Le vice-président a mis à profit sa longue expérience de parlementaire pour négocier un accord avec le chef de la minorité républicaine au Sénat, Mitch McConnell. Il a également exercé son influence pour convaincre les démocrates progressistes du Sénat et de la Chambre d'accepter l'entente.

Barack Obama

Le président n'a pas obtenu 100% de ses demandes dans l'accord sur la fiscalité approuvé par le Sénat et la Chambre. Mais il a forcé les républicains à accepter une hausse des impôts des Américains les plus fortunés, une de ses plus importantes promesses électorales, ainsi qu'une extension de l'assurance-chômage pour deux millions d'Américains.

Mitch McConnell

Le sénateur du Kentucky a évité au Parti républicain d'être accusé de grand responsable d'un blocage qui aurait terni la réputation des États-Unis et mis en péril l'économie américaine. Reste à voir s'il aura à payer pour son compromis sur la fiscalité en 2014, année où son siège sera en jeu.

Les perdants

John Boehner

Le président de la Chambre des représentants a dû retirer son «plan B» pour éviter le mur budgétaire lorsqu'il s'est aperçu que ses propres membres étaient prêts à le rejeter. Il a voté pour l'accord Biden-McConnell, mais la majorité des républicains de la Chambre ont refusé de lui emboîter le pas.

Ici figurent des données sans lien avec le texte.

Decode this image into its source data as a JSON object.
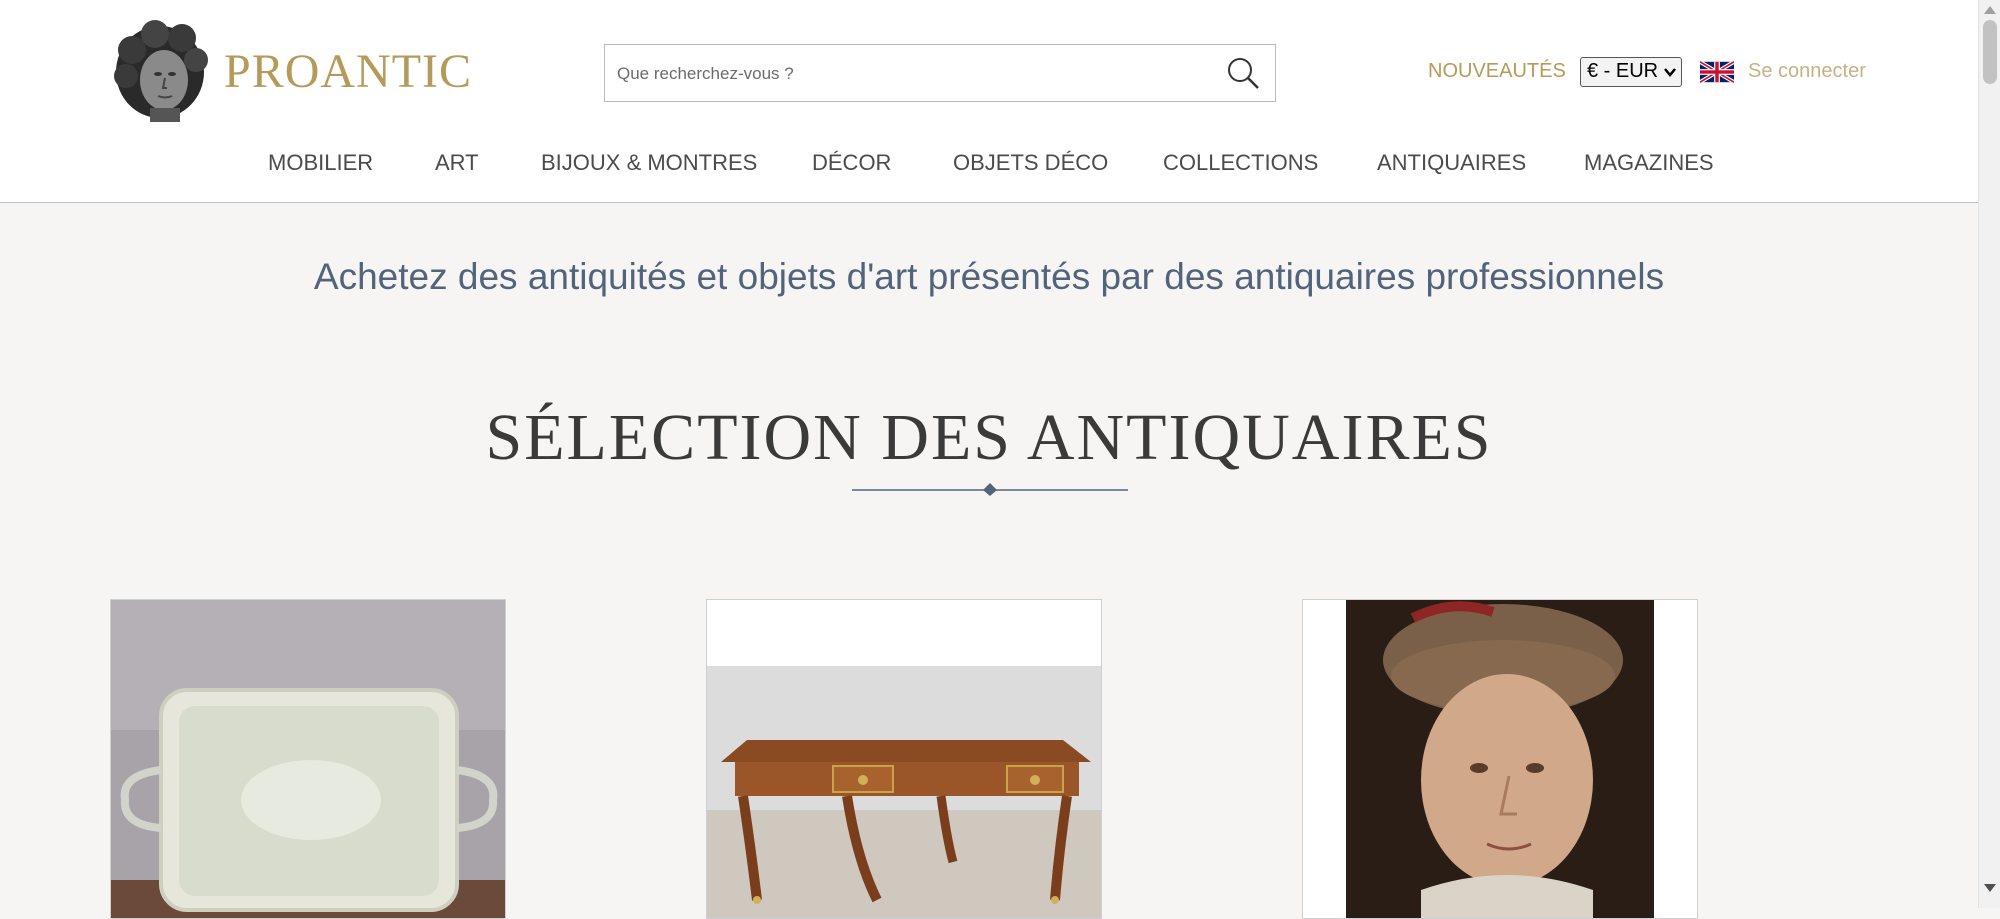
{
  "header": {
    "brand": "PROANTIC",
    "search_placeholder": "Que recherchez-vous ?",
    "new_link": "NOUVEAUTÉS",
    "currency": "€ - EUR",
    "language_icon": "uk-flag-icon",
    "login": "Se connecter"
  },
  "nav": {
    "items": [
      {
        "label": "MOBILIER"
      },
      {
        "label": "ART"
      },
      {
        "label": "BIJOUX & MONTRES"
      },
      {
        "label": "DÉCOR"
      },
      {
        "label": "OBJETS DÉCO"
      },
      {
        "label": "COLLECTIONS"
      },
      {
        "label": "ANTIQUAIRES"
      },
      {
        "label": "MAGAZINES"
      }
    ]
  },
  "main": {
    "tagline": "Achetez des antiquités et objets d'art présentés par des antiquaires professionnels",
    "section_title": "SÉLECTION DES ANTIQUAIRES",
    "products": [
      {
        "image": "silver-tray-image"
      },
      {
        "image": "louis-xv-desk-image"
      },
      {
        "image": "portrait-painting-image"
      }
    ]
  },
  "colors": {
    "brand_gold": "#b69a5a",
    "tagline_blue": "#52647c",
    "background": "#f6f5f3"
  }
}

Les faucons de l'austérité

L'entente pour éviter le mur budgétaire prévoit des hausses d'impôts pour les Américains les plus fortunés, mais aucune coupe budgétaire susceptible de réduire les déficits abyssaux du gouvernement fédéral. Comme de coutume, les élus de Washington ont remis à plus tard les décisions les plus difficiles.

Grover Norquist

Le roi du mouvement antitaxes aux États-Unis a longtemps fait régner la terreur chez les républicains en les incitant à prêter un «serment solennel» de ne jamais augmenter les impôts. Son influence n'est plus la même depuis que 45 sénateurs et 85 représentants républicains ont accepté le compromis sur la fiscalité pour éviter le mur budgétaire.